"Pacification also took a brutal face in unreceptive regions. Viet Cong villages often were simply obliterated as Doug Hostetter describes. Usually, this meant bombing and then bulldozing, a technique the Vietnamese called "ironing" a village. The idea was that if hearts and minds could not be won, better to drive the people off their lands then have them growing food for the guerrillas. Such territory was often sprayed with Agent Orange and declared a free-fire zone, where anything that moved was assumed to be an enemy." - Harry Maurer, Strange Ground
By the summer of 1967, "pacification" was well underway in Vietnam. The "war hero," Lieutenant Commander John Sidney McCain III had flown five bombing runs over North Vietnam by July 1967 dropping Napalm, and annihilating "targets", merely "following orders".

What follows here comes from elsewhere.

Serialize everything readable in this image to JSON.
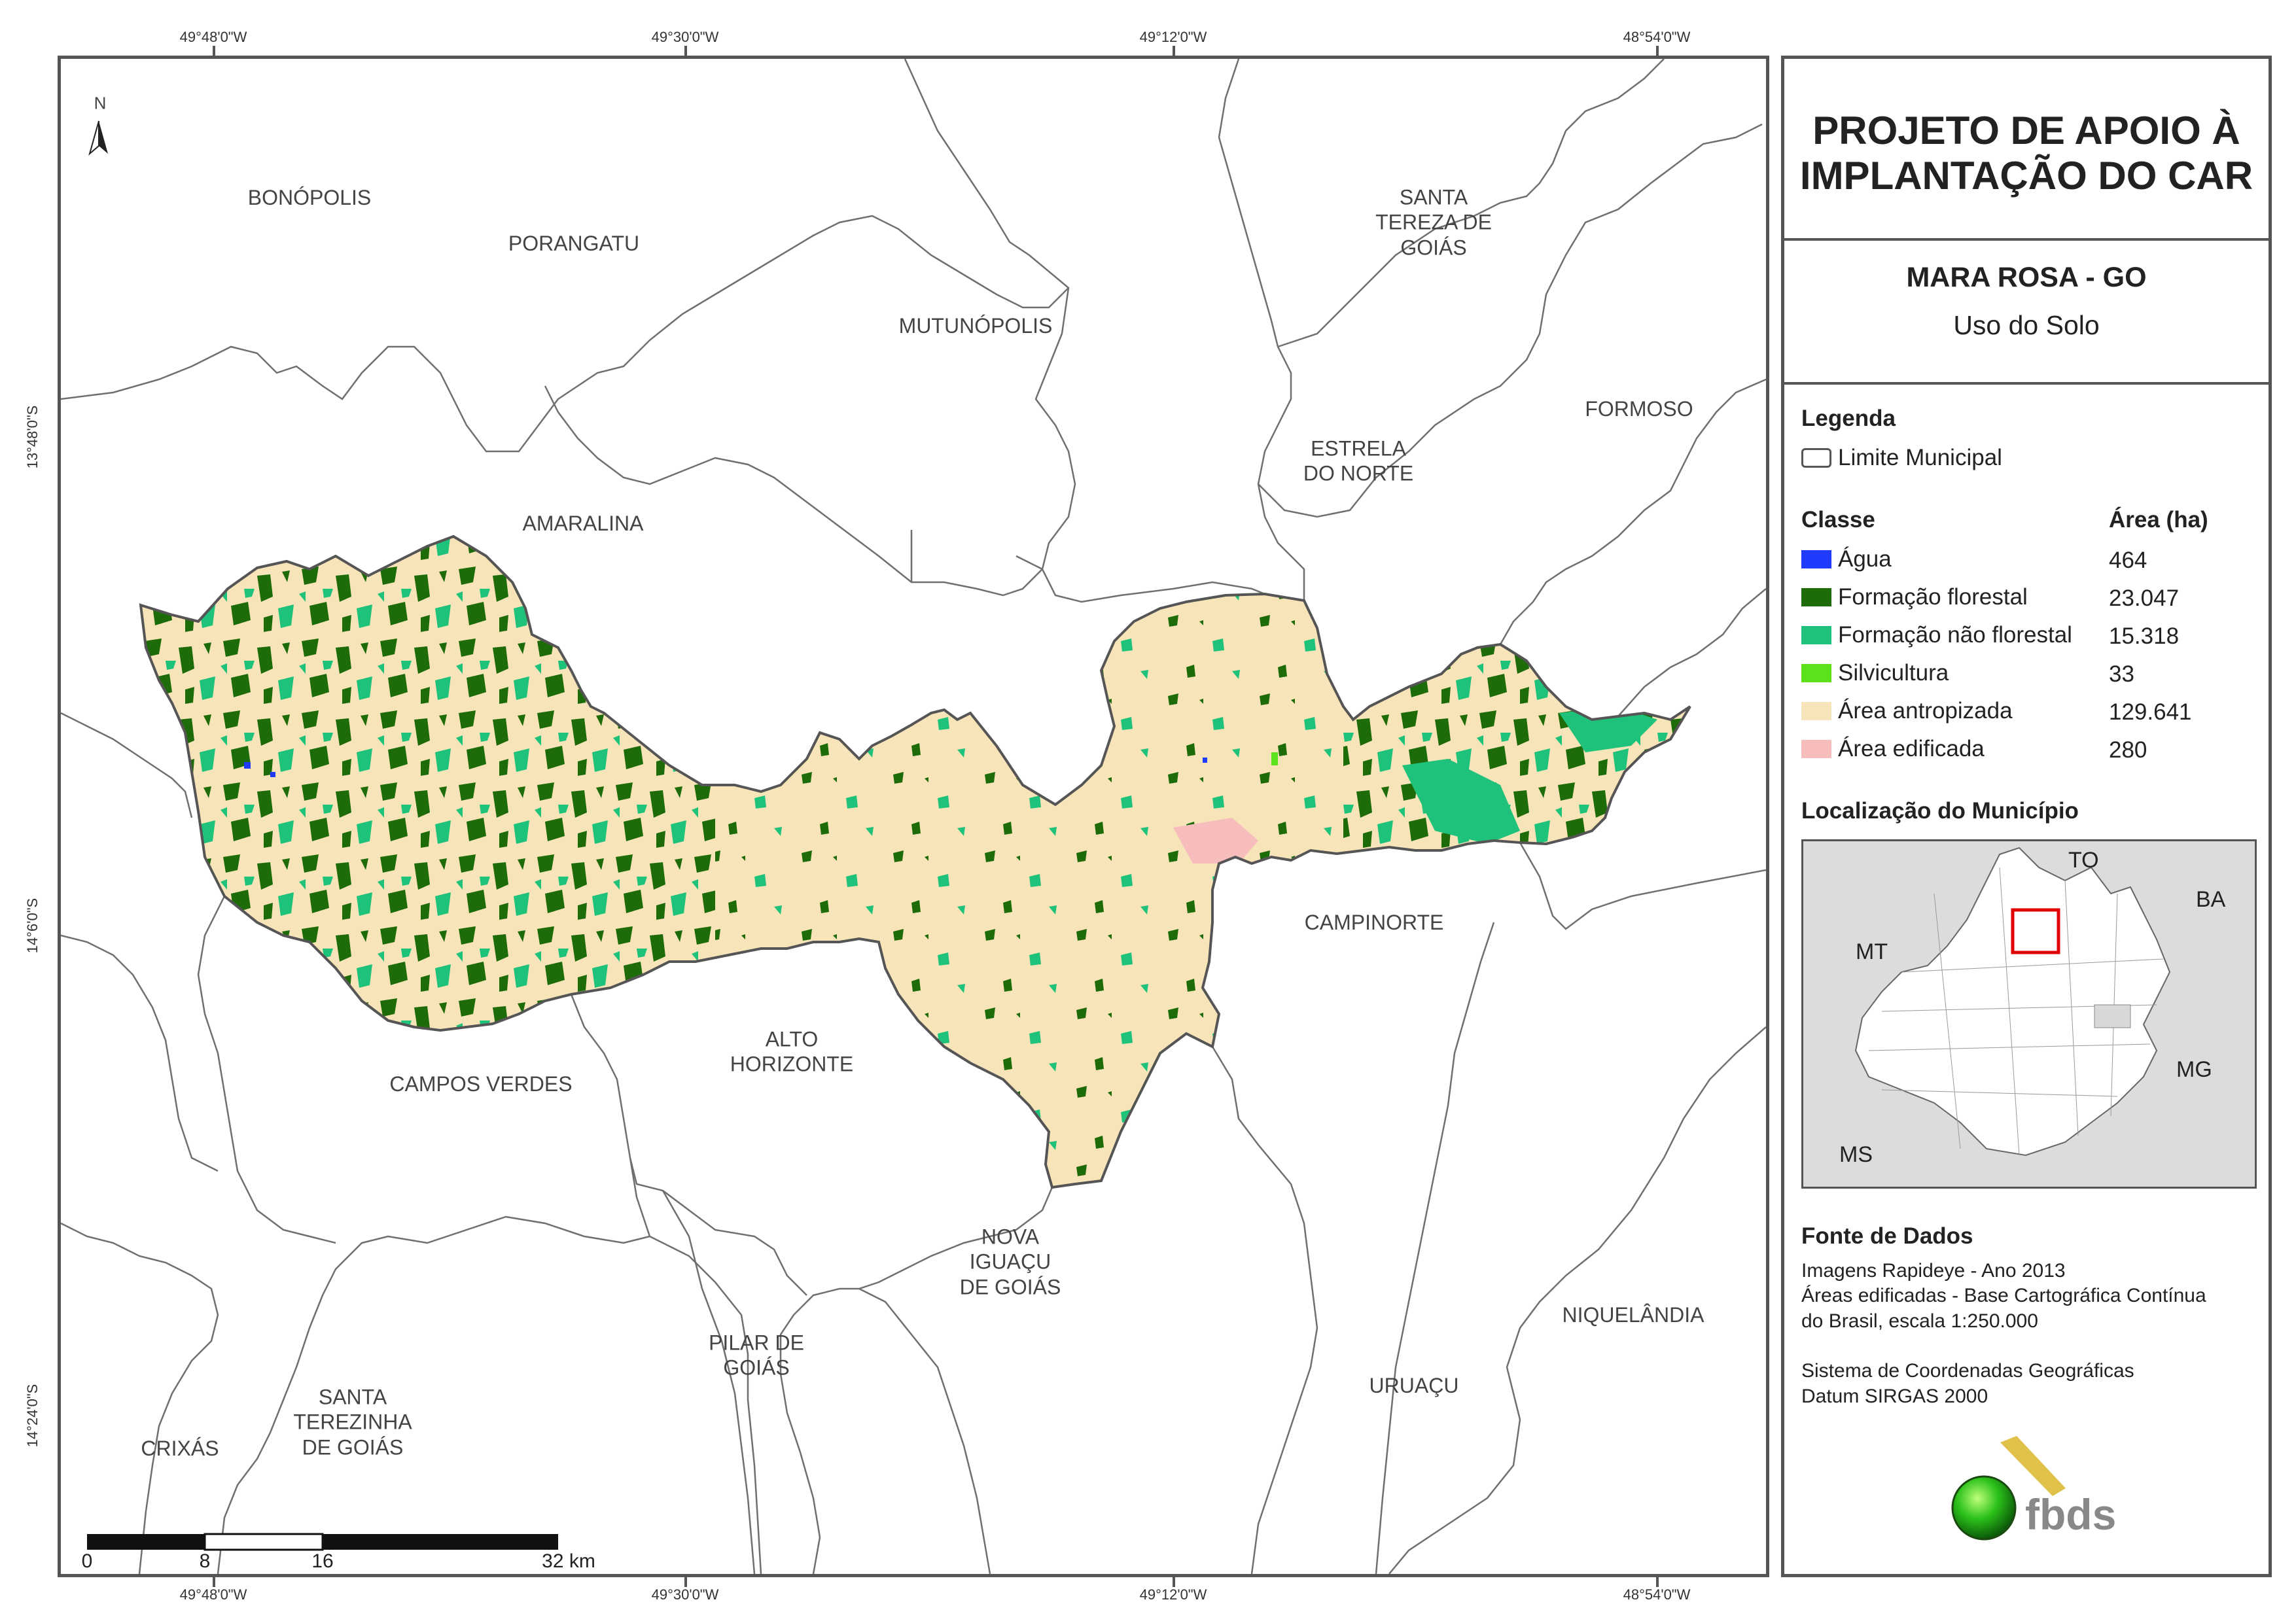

On July 29, 1967, catastrophe erupted aboard the USS Forrestal, the Navy Carrier in the Gulf of Tonkin, upon which McCain's aircraft was stationed. A rocket was accidentally propelled through McCain's plane while he was in the cockpit preparing for his 6th bombing raid. Fuel was dumped across the ships deck and two canisters of napalm were dropped from McCain's plane. McCain escaped the plane without any injury and ran past his comrades who tried to extinguish the flames. He sought refuge below deck where he watched from a distance as his comrades fought the flames trying to save the ship and each other. 134 men died.
Soon after, McCain admitted to a New York Times reporter that he had learned from the ordeal, and gained empathy for the Vietnamese that the U.S. had been dropping napalm on, after watching his comrades burn to death. McCain would then go on to complete 17 more bombing missions, dropping tons napalm, and destroying villages before he was shot down over Hanoi on October 26th, 1967.
As a prisoner of war in Hanoi, McCain undoubtedly suffered torment that no one should ever be subjected to under any circumstances. Later, as a United States Senator from Arizona, he would become known as a "maverick" for opposing torture. However, he reneged on that position when voted against a bill that would have banned waterboarding as an interrogation technique.
hero -
1. | a man of distinguished courage or ability, admired for his brave deeds and noble qualities. |
2. | a person who, in the opinion of others, has heroic qualities or has performed a heroic act and is regarded as a model or ideal: He was a local hero when he saved the drowning child.